The issue of youth violence in Chicago gained national attention last fall after 16 year old Derrion Albert was beaten to death in a brawl involving dozens of teenage boys while walking home from school. The horrible incident was caught on video and broadcast online.
Unfortunately, Albert's death was far from an isolated incident. During the 2008-2009 school year 36 Chicago public school students were killed, up from 31 during the 2007-2008 school year and 27 during the previous school year. These murders tend to happen on the way to or from school and are turf or gang related.
At the same time, Chicago's overall crime rate continues to decline--the Chicago police department reported a "historic" drop in violent crime over the decade and a ten percent drop in homicide in 2009 over 2008 levels. Statistics from the CPD about youth violence also seem to contradict those being reported in the press. The CPD reported that homicides in which the victim is 17 years of age or younger dropped by 24 percent in 2009 over 2008 levels, recording 17 fewer victims under 17 years of age (a request for clarification by the CPD on these contradicting statistics is currently being processed by CPD staff).

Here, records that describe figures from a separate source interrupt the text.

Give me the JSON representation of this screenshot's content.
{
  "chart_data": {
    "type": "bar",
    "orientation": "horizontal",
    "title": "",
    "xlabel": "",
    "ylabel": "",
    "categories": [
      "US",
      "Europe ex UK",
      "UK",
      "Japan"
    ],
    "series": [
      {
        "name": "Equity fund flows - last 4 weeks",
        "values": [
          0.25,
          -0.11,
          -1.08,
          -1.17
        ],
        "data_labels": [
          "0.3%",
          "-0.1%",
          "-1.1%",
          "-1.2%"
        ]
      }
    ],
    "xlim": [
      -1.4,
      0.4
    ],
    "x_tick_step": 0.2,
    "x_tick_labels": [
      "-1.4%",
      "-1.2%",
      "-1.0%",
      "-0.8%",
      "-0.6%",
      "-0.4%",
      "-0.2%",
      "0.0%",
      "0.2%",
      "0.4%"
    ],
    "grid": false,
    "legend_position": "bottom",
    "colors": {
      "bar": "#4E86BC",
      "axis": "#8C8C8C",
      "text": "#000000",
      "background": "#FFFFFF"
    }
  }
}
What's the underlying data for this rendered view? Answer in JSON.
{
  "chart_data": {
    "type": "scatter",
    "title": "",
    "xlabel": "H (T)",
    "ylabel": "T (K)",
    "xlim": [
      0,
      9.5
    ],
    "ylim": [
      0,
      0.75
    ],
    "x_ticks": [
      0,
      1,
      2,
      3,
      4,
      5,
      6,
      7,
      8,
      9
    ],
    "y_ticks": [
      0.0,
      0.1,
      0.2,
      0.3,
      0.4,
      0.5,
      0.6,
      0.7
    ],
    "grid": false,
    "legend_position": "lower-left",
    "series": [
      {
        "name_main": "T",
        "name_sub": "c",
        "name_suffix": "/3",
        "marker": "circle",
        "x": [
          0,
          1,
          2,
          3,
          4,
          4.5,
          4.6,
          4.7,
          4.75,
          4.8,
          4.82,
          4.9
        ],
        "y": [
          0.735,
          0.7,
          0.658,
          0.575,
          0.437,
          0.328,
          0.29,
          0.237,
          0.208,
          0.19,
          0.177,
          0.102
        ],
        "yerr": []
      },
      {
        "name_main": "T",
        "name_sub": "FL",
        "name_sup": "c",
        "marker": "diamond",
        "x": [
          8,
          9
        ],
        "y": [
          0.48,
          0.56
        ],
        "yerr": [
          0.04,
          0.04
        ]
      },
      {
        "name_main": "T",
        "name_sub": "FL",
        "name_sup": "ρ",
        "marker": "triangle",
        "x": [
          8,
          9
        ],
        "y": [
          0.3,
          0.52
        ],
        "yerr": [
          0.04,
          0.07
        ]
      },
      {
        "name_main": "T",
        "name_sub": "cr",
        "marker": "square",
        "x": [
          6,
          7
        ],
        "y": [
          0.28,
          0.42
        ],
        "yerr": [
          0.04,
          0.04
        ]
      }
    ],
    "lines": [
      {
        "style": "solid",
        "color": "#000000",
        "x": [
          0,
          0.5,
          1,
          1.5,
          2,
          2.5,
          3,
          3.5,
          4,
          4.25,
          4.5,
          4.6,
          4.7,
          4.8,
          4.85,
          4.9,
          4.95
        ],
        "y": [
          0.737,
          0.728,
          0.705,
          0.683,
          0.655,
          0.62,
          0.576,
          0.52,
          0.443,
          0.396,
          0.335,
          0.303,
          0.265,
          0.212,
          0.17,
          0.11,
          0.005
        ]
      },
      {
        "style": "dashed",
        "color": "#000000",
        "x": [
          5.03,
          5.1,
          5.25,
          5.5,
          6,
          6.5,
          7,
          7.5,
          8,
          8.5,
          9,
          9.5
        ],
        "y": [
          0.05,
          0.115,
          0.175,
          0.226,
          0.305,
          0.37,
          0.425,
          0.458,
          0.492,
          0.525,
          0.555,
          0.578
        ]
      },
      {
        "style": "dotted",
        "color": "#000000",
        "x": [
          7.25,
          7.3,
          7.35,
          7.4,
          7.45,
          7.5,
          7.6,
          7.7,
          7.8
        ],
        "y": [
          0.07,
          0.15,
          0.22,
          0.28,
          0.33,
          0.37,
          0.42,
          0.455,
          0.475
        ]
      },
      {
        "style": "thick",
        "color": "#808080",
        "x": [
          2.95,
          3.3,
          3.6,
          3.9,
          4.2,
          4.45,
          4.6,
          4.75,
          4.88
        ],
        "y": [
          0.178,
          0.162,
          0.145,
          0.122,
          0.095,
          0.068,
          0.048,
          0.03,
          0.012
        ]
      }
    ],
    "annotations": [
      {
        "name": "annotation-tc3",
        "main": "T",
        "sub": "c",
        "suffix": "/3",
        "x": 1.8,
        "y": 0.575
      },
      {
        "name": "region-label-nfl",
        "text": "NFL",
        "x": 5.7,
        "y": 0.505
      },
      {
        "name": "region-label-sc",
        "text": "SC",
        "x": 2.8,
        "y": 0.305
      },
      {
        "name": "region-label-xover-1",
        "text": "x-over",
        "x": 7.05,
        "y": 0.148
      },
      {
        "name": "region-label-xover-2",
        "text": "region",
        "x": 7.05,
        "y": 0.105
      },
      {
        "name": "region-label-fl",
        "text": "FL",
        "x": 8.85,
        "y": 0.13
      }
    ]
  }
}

Regardless of whether youth violence is trending upward, downward, or holding steady, one child murdered at the hands of another is clearly one too many. A culture of violence in Chicago's schools completely undermines the ability of students to achieve at school, creating the conditions for future generations of individuals unprepared to participate in the workforce and as citizens. These murders not only end the future prospects of the victim, but also of the perpetrators.
What, then, is the appropriate response to Chicago's youth violence problem? For the Manhattan Institute's Heather Mac Donald, we as a society should not even attempt to muster a collective response to Chicago's woes. Mac Donald argues that any money spent on social service responses will be wasted until poor African American Chicagoans learn personal responsibility, and most importantly stop the prevalence of "unwed pregnancy" and the "culture of illegitimacy."
Using the rate of African American children born out of wedlock in Cook County--79 percent of all black children in 2003 compared with 15 percent of white children--Mac Donald concludes, "Until that gap closes, the crime gap won't close, either."
But Mac Donald's conclusion has a fatal flaw: there is no evidence that a being born in a single-parent home causes a child to become violent or become a victim of violence (there is evidence that the two are related, but this does not mean that the one causes the other). Mac Donald notes that "everyone invloved in the Albert beating came from a fatherless home," including the victim. But an analysis by the New York Times found that young victims of violence are just as likely to come from an unstable home as those in the general school population.
Even if there was evidence of causation, Mac Donald offers no policy responses that anyone would consider appropriate. Mac Donald laments, "There have been few calls in Chicago for a more aggressive stop-and-frisk policy." Never mind that New York City's stop-and-frisk policy has been found to needlessly send children to jail for low-level offenses like carrying small amounts of marijuana. It's unclear how such a policy would do anything to improve the rate of births out of wedlock, which Mac Donald has claimed is the primary cause of youth violence.
Upon closer inspection, it seems that Mac Donald isn't really concerned with youth violence at all. Indeed, she seems all too happy to wash her hands of the problem. Looking at the children of high school mothers, Mac Donald is ready to pass her sentence: "It's not hard to predict where Chicago's future killers will come from," she writes.
The real target of her article appears to be government spending on social services in Chicago's inner-city neighborhoods. Mac Donald sees the "billions" of dollars that the federal government has spent on programs for child and youth development, violence prevention, and poverty reduction as wasted. Mac Donald mocks innovative efforts to identify youths that are likely to suffer violence and to respond with interventions such as (Gasp!) finding the youth a job.
Despite the emphasis conservatives have placed on the value of work, Mac Donald also seems to think any efforts of creating jobs through stimulus spending would be in vain. "Jobs, whether government-created or not, aren't likely to make much difference in the culture of illegitimacy." So much for welfare-to-work.
For those of us that are truly concerned with the issue of youth violence, what are the appropriate solutions? One way is to reduce the school-based factors that lead to higher levels of violence. In New York City, these factors were schools with more students over-age for their grade, a large student body, overcrowding, and less spending per capita on direct social services.
Another solution is to address our failing juvenile justice systems. Simply relying on juvenile detention and punishment does not modify behavior. Instead, it tends to reinforce violent behavior. By focusing on cognitive therapy that addresses behavioral problems, including violent tendencies, we can reduce youth recidivism rates and ensure that youth are positioned to participate positively in society.
Instead of increasing funding for programs that seek to reinforce positive behaviors, Mac Donald would rather have these programs eliminated. Unfortunately, her approach would do nothing to address the issue of youth violence or to improve the lives of the Chicago school children. In this case, it is not the children of unwed mothers that are illegitimate, but Mac Donald's approach to the problem.